Braidy Industries, Inc.
- Type: Private
- Industry: Aluminum manufacturing
- Founder: Craig T. Bouchard
- Headquarters: Ashland, Kentucky, United States
- Area served: United States
- Key people: Donald L. Foster (Acting President and Chief Executive Officer) Brigadier General (ret) Blaine D. Holt (Chief Operating Officer)
- Products: Aluminum alloys
- Website: braidyindustries.com

= Braidy Industries =

Kentucky-based aluminum alloys manufacturer

Braidy Industries is an Ashland, Kentucky-based company, planning to become an aluminum alloys manufacturer providing aluminum for the automotive and the food and beverage industries. In October 2020 Braidy Industries announced that it was changing its name to Unity Aluminum.

==Subsidiaries==
Braidy Industries, Inc. owned Braidy Atlas, a start-up that designed and engineered the first aluminum rolling mill in the United States in nearly 40 years. It also held Veloxint, an MIT incubated technology company, and NanoAL, a Northwestern University incubated technology company.

The assets of Braidy Industries were sold to Steel Dynamics in 2022, which announced the mill will be built in Mississippi.

==History==
Braidy Industries was founded by Craig T. Bouchard who wanted to create eco-friendly aluminum alloys, and named after one of his daughters. The industry demand was bending towards stronger and lighter materials and the company was founded to accommodate the market gap created by this generational shift.

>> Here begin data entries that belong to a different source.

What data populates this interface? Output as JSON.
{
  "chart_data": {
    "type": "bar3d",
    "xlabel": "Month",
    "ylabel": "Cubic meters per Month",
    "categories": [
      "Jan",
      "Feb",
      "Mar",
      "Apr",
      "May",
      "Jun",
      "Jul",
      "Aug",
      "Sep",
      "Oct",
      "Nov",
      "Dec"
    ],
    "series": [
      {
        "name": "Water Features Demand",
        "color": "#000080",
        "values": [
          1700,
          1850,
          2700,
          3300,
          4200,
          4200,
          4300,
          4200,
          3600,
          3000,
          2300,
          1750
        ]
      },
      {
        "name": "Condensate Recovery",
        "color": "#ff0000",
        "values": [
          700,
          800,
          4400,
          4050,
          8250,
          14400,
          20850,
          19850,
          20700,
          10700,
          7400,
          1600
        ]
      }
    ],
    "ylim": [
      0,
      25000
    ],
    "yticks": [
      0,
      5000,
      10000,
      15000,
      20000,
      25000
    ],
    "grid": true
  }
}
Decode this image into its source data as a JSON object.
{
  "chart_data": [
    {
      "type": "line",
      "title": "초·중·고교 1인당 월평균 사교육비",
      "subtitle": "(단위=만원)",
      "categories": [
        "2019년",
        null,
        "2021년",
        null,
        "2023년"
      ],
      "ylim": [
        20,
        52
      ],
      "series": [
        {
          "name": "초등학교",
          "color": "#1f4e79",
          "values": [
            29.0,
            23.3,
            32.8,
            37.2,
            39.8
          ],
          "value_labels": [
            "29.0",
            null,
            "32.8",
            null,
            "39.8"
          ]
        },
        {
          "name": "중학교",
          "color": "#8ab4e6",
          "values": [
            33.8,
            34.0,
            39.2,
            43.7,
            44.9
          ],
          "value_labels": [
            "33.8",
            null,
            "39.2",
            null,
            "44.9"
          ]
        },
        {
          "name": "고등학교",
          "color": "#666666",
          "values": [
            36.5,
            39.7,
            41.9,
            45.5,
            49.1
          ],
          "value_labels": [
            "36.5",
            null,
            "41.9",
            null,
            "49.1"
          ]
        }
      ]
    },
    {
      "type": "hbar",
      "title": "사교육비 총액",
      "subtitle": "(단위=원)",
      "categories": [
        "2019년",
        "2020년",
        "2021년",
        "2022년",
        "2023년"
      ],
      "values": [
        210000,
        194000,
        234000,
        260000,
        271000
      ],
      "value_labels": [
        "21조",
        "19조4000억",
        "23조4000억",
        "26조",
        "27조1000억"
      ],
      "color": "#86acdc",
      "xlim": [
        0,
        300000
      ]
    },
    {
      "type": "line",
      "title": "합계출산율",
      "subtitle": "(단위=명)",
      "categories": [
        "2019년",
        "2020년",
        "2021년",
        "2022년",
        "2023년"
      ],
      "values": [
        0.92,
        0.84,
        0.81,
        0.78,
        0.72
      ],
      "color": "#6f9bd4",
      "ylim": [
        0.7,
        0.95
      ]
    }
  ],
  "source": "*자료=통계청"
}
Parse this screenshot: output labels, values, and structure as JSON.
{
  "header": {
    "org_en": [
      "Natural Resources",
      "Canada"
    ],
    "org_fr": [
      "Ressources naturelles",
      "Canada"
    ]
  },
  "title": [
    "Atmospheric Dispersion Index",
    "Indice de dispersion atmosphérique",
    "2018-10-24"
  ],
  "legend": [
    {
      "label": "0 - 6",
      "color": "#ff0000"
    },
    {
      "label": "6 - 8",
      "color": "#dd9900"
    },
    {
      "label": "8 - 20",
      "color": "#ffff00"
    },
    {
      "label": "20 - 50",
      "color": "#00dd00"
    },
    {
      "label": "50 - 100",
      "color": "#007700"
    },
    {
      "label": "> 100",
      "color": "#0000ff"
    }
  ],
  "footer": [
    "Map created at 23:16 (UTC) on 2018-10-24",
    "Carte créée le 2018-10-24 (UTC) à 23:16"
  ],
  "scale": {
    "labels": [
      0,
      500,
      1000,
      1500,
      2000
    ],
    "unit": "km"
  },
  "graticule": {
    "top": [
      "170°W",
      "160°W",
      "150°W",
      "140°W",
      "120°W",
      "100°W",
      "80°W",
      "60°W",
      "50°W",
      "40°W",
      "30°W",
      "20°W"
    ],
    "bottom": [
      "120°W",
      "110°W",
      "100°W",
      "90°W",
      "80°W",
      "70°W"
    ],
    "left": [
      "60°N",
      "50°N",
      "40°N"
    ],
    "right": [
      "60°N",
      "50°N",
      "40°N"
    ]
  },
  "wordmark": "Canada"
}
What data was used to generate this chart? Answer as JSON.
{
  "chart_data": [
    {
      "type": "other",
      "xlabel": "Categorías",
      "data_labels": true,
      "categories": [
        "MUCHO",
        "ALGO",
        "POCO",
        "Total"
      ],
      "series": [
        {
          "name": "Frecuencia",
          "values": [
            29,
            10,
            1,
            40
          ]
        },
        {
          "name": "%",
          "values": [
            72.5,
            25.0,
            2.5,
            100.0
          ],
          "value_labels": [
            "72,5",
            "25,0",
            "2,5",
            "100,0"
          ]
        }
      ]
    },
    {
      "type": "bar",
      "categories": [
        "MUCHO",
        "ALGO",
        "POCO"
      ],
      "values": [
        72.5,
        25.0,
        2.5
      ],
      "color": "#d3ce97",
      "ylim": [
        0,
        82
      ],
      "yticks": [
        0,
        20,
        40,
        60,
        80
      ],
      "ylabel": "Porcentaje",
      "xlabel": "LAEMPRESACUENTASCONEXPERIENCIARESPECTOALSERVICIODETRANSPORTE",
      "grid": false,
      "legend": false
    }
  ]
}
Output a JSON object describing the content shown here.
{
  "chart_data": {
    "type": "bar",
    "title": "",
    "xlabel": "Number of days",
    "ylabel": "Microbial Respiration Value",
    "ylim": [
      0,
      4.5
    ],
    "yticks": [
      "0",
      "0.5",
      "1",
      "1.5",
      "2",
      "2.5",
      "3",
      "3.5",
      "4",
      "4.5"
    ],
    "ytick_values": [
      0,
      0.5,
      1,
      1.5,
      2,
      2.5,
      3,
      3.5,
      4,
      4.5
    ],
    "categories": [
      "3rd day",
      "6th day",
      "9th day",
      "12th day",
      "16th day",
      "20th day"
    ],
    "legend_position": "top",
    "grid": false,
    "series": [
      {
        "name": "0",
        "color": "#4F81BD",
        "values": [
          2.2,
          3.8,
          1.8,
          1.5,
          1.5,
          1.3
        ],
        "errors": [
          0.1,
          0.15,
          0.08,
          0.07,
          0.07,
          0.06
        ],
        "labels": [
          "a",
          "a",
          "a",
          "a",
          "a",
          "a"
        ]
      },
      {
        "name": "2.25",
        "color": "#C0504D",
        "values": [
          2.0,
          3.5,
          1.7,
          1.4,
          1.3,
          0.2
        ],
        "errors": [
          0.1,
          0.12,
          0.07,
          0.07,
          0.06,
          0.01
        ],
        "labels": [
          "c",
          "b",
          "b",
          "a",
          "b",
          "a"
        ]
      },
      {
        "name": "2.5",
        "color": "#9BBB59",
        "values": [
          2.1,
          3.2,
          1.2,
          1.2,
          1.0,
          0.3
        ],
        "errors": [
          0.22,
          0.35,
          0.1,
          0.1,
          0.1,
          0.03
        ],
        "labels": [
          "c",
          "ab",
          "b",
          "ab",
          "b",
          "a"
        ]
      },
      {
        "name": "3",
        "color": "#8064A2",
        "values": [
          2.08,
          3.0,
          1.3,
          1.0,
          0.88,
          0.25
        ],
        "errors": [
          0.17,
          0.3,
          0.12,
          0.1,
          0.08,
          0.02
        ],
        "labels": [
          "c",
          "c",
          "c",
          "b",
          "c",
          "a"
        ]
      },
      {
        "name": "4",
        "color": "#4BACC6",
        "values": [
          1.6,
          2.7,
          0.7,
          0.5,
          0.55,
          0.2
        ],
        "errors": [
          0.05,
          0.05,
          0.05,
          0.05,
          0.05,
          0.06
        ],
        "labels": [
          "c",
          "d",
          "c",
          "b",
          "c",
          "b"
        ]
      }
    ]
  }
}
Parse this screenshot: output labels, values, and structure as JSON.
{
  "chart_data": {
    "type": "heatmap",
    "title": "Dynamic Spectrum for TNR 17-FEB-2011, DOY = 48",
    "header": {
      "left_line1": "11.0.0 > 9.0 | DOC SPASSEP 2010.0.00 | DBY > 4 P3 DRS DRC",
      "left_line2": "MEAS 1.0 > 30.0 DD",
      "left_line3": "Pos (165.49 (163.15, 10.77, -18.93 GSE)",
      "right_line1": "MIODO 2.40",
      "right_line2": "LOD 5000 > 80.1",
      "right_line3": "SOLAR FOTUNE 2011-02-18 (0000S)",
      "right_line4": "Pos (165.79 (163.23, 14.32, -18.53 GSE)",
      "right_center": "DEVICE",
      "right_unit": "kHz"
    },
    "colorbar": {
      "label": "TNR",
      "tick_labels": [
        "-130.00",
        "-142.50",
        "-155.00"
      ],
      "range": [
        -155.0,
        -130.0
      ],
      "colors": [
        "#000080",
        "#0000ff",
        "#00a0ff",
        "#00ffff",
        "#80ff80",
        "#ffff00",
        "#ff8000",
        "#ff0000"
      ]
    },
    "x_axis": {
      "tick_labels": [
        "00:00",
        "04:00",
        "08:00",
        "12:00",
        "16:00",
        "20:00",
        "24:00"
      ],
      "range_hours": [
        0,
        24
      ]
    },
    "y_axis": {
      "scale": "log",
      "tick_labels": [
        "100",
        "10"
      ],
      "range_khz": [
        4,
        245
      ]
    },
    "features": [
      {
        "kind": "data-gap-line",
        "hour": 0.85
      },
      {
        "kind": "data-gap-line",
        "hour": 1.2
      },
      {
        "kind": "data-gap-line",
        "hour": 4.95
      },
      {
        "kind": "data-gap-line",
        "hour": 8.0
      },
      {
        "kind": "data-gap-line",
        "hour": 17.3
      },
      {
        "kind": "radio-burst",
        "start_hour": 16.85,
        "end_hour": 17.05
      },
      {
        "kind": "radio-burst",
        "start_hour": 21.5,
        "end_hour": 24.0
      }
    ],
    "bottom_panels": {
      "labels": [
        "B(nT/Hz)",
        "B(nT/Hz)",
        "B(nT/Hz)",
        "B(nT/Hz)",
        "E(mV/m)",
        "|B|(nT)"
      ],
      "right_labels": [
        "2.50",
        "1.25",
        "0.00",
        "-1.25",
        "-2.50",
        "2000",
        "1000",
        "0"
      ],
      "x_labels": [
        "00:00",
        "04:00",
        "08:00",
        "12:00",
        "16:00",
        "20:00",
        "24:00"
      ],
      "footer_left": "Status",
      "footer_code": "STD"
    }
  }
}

Braidy Industries started off with an initial project of a fully integrated aluminum rolling mill in the Greenup County, Kentucky, comprising a 2.5 million square-foot area. The site, relocated to neighboring Boyd County, Kentucky is located in Eastern Kentucky and the facility costs were estimated to be around $1.6 billion.

The site for the mill is located near the Ohio River and the CSX railroad, as well as I-64, which connects the site to various automotive plants within 300 miles around the region. This advantage allows the site to utilize the just-in-time approach.

The company is working with the Ashland Alliance and the Kentucky Economic Development Finance Authority (KEDFA) as a part of the Kentucky Business Investment program based on which they received up to $10 million in tax incentives.

===Joint venture with RUSAL===
In April 2019 Braidy announced a joint project with RUSAL, a Russian aluminum company partially owned by the oligarch Oleg Deripaska. The project is to develop the mill site in Ashland, Kentucky "to produce flat-rolled aluminum products for the U.S. automotive industry," according to a company press release.

=== Founder ===
Bouchard litigated to remove the directors in January 2020. A third-party firm was hired by the directors involved in the Delaware litigation to conduct a review. Bouchard litigated the claims in the Delaware Chancery Court, and the claims were then dropped. Foster stepped in as acting president and CEO. The company announced it
had amicably settled the lawsuit and repurchased Bouchard's shares for $6 million.

===2020 pandemic===
During the 2020 COVID-19 pandemic, the company received between $1 million and $2 million in federally backed small business loans from Community Trust Bank as part of the Paycheck Protection Program. They stated it would help them retain 65 employees.